I hear the hon. member for Port Moody—Coquitlam—Port Coquitlam making his usual incoherent noises, Madam Speaker.
The point is that it is the people of Cape Breton and the miners who have worked all these years for Devco who have been put aside.
I might say that we stand here very much in the tradition of former members of parliament from Cape Breton, New Democrat and CCF members. There were members such as Clarence Gillis and Andy Hogan, with whom I had the opportunity to serve in this place for a brief period of time. This same great tradition has been served ably and well by the hon. member for Bras d'Or—Cape Breton and the hon. member for Sydney—Victoria.
All through the years we have been arguing for the welfare of the miners, and even when it came to this bill we realized that the government had the ability to get its way. It has the numbers. It used them tonight, in co-operation with other parties I might add, to impose a form of closure on this debate.
What is really galling is that it has not been willing to accept even the slightest amendment to its bill. We have seen this before. It is an unfortunate trend. There was a time in the House of Commons when members of the opposition knew they could not get amendments accepted which changed the basic intent of the bill or which significantly altered the consequences of the bill, but they could impose upon the conscience of government members to accept amendments which would make the transition a little easier, which would provide for a context after the implementation of the legislation, or which would ameliorate some of the possible consequences of the bill.
That is what our members from Cape Breton have been trying to do and in every way they have been met by a kind of intransigence, which I know has frustrated them in their efforts and has frustrated us. Let us look at some of the amendments they wanted to move.
They wanted to provide for at least one employee representative to sit on the Devco board of directors. That is radical. One employee representative to sit on the Devco board of directors. I am sure the Prime Minister, when he was over giving his third way speech, which really should have been called the zero way speech, was probably talking about involving workers and all kinds of flowery stuff. Here the Liberal government had an opportunity to include one employee representative on the Devco board of directors, and what do we get? Zilch. Nothing. Diddly-squat. Intransigence. Resistance.

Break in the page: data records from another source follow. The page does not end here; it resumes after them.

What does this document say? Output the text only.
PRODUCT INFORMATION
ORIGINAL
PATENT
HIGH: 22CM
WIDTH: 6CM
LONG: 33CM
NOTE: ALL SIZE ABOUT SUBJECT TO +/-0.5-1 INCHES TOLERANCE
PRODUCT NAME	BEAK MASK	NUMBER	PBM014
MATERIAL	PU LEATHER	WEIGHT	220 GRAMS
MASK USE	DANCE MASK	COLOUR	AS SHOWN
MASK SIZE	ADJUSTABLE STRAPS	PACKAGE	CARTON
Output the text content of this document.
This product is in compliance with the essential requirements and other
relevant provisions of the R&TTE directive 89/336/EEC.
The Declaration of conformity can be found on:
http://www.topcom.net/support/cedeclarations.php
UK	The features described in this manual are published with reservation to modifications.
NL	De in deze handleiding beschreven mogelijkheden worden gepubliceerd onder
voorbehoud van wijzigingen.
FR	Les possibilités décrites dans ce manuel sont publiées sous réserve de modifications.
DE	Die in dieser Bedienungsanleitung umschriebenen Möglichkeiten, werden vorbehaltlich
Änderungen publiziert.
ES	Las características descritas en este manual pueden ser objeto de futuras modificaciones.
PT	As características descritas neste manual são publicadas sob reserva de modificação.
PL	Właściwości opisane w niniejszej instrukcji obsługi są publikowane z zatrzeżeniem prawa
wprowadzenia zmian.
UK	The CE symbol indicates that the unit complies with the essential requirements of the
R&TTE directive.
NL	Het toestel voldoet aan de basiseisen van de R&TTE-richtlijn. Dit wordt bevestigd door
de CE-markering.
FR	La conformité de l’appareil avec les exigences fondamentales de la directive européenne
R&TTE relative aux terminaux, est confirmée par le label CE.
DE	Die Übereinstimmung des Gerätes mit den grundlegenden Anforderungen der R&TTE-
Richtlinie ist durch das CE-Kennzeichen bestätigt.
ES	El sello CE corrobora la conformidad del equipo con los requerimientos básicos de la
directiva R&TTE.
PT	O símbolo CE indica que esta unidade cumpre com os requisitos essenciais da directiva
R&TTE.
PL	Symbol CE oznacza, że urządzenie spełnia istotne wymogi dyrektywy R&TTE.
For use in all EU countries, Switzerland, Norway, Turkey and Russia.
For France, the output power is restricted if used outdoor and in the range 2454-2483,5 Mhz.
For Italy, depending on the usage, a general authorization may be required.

This is not just an insult to the members who move these amendments; it is an insult to the people of Cape Breton. They must be asking themselves what kind of attitude the Liberal government has toward them that it would not trust them to have one employee representative sit on the Devco board, or a residency requirement ensuring that a majority of the directors of Devco live on Cape Breton Island in the communities affected by the corporation's decisions. If the government were really concerned about the consequences of this privatization for the community, would it not want to see members of the community on the successor board to make sure the new corporation had some sensitivity? If the government thought that a majority of the directors is too much for it to live with, it could have reduced it and provided some other number.
The list goes on: ensure that one-third of the directors of Devco are representatives of the employees' pension association. There are a lot of pensioners after a lot of privatization who have been absolutely beat up and mugged by the consequences of privatization.
I can think of two in particular. When a previous government privatized CN Express is a good example. The people who took it over had no regard for the well-being of workers or pensioners and a long struggle ensued. There are all kinds of reasons to be concerned about privatization.
Some privatizations have gone reasonably well and there has not been anything to worry about. One of the ways to make sure we do not have anything to worry about is to have people on the board whose first loyalty is to pensioners and to the workers. Is there any progress on that? Not at all.
The list goes on and it is why we have chosen this evening to raise this matter and to speak, one New Democrat after the other, in order to make the point one final time that what the government is doing is wrong. This debate over the Devco legislation has been going on for some time now, not just in the House but in committee. It is wrong for the people of Cape Breton. It is wrong for the miners. It is wrong for the communities. It is a violation of everything that a number of former Liberal members of parliament and Liberal cabinet ministers used to stand up for. It is a sign of just how depraved and deprived the Liberal Party has become that it would even consider doing what it is doing here tonight.